A Basic Course In Measure And Probability

Download A Basic Course In Measure And Probability PDF/ePub or read online books in Mobi eBooks. Click Download or Read Online button to get A Basic Course In Measure And Probability book now. This website allows unlimited access to, at the time of writing, more than 1.5 million titles, including hundreds of thousands of titles in various foreign languages.
A Basic Course in Measure and Probability

Author: Ross Leadbetter
language: en
Publisher: Cambridge University Press
Release Date: 2014-01-30
A concise introduction covering all of the measure theory and probability most useful for statisticians.
A User's Guide to Measure Theoretic Probability

Author: David Pollard
language: en
Publisher: Cambridge University Press
Release Date: 2002
This book grew from a one-semester course offered for many years to a mixed audience of graduate and undergraduate students who have not had the luxury of taking a course in measure theory. The core of the book covers the basic topics of independence, conditioning, martingales, convergence in distribution, and Fourier transforms. In addition there are numerous sections treating topics traditionally thought of as more advanced, such as coupling and the KMT strong approximation, option pricing via the equivalent martingale measure, and the isoperimetric inequality for Gaussian processes. The book is not just a presentation of mathematical theory, but is also a discussion of why that theory takes its current form.
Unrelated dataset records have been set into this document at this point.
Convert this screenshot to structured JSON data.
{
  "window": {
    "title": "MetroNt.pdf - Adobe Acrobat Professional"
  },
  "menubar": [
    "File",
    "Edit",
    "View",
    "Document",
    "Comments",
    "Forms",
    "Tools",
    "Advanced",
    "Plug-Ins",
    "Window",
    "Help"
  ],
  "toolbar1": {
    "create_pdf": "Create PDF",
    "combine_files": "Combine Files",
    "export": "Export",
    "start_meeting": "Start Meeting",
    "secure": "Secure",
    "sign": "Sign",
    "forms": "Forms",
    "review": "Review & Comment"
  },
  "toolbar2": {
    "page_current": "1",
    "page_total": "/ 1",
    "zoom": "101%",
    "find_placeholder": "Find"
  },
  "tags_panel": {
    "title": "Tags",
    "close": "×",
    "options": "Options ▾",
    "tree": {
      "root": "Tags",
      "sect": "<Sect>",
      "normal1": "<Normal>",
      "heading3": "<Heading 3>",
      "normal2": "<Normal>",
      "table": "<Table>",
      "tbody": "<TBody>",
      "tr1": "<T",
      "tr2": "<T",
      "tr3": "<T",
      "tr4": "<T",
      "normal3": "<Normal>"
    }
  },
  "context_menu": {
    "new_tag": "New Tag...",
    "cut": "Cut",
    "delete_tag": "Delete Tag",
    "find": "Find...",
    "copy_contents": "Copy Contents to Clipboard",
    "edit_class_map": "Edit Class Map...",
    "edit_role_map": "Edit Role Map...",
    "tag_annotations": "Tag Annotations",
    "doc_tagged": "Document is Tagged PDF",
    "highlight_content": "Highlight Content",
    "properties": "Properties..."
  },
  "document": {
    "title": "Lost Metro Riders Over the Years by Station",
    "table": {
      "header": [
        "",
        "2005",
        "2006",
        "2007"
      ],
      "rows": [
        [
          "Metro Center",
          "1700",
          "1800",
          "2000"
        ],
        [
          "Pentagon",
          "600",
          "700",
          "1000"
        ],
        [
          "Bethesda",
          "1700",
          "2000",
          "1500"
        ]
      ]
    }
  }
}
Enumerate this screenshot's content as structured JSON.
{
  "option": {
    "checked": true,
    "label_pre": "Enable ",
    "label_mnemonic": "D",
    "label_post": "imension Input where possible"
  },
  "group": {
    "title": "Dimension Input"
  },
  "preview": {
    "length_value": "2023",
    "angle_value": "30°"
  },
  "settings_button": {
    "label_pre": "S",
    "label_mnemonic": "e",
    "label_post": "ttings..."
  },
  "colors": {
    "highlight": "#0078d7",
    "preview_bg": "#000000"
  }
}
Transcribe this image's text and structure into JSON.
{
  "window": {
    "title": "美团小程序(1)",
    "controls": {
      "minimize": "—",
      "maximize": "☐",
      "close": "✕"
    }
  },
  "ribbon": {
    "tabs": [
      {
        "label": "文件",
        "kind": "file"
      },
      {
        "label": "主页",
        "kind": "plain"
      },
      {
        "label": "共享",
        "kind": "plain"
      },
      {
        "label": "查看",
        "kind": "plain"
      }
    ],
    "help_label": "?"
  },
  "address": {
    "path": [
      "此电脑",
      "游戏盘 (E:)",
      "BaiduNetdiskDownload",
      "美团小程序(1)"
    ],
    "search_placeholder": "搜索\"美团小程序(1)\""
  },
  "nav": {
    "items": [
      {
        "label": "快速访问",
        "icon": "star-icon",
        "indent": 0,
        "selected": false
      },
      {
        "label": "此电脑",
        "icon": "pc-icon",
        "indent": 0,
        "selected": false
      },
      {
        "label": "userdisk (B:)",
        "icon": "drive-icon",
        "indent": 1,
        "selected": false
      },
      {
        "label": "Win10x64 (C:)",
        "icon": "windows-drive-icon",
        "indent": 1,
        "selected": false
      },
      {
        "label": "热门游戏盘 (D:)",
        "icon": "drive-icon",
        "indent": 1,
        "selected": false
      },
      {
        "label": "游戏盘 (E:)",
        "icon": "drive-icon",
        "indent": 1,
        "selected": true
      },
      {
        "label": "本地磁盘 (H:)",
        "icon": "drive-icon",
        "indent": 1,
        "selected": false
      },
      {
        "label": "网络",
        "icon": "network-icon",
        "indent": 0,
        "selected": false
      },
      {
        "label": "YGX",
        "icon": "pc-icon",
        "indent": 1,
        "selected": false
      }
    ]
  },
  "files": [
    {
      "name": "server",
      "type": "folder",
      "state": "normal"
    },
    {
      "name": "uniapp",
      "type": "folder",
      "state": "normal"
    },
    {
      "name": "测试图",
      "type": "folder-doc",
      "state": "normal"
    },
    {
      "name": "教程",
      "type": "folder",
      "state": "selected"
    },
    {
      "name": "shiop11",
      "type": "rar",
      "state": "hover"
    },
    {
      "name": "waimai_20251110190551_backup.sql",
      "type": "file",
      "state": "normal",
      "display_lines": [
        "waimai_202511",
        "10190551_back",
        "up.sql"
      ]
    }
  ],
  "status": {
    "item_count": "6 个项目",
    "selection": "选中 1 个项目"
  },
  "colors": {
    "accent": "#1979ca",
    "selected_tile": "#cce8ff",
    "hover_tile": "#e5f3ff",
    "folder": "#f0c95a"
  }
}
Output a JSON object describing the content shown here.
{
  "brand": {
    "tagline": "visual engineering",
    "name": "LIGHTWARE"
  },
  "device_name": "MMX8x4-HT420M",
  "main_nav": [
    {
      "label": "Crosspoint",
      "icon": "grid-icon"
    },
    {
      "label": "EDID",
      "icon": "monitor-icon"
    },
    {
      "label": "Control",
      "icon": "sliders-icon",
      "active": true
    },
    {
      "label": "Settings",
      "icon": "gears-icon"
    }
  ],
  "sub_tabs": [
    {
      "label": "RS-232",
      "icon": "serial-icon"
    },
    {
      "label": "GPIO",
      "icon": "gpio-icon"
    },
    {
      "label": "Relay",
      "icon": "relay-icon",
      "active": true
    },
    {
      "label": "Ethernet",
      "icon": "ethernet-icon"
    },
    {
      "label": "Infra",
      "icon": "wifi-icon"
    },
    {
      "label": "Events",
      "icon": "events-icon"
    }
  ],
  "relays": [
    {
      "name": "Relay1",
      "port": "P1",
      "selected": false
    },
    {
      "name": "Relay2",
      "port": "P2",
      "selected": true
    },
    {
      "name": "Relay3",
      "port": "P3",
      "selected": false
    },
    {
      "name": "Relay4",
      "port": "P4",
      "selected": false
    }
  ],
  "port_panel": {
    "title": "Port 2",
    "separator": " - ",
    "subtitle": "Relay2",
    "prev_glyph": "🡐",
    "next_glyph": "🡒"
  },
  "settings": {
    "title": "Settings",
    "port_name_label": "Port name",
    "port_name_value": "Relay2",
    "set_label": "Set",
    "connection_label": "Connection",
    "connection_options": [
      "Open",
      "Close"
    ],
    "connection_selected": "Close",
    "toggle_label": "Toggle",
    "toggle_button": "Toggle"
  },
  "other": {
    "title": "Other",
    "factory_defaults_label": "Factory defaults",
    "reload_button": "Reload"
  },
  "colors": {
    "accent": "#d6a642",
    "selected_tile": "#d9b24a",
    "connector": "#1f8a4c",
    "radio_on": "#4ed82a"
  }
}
It will be a secure starting point for anyone who needs to invoke rigorous probabilistic arguments and understand what they mean.
A Basic Course in Probability Theory

Author: Rabi Bhattacharya
language: en
Publisher: Springer Science & Business Media
Release Date: 2007-07-08
Introductory Probability is a pleasure to read and provides a fine answer to the question: How do you construct Brownian motion from scratch, given that you are a competent analyst? There are at least two ways to develop probability theory. The more familiar path is to treat it as its own discipline, and work from intuitive examples such as coin flips and conundrums such as the Monty Hall problem. An alternative is to first develop measure theory and analysis, and then add interpretation. Bhattacharya and Waymire take the second path.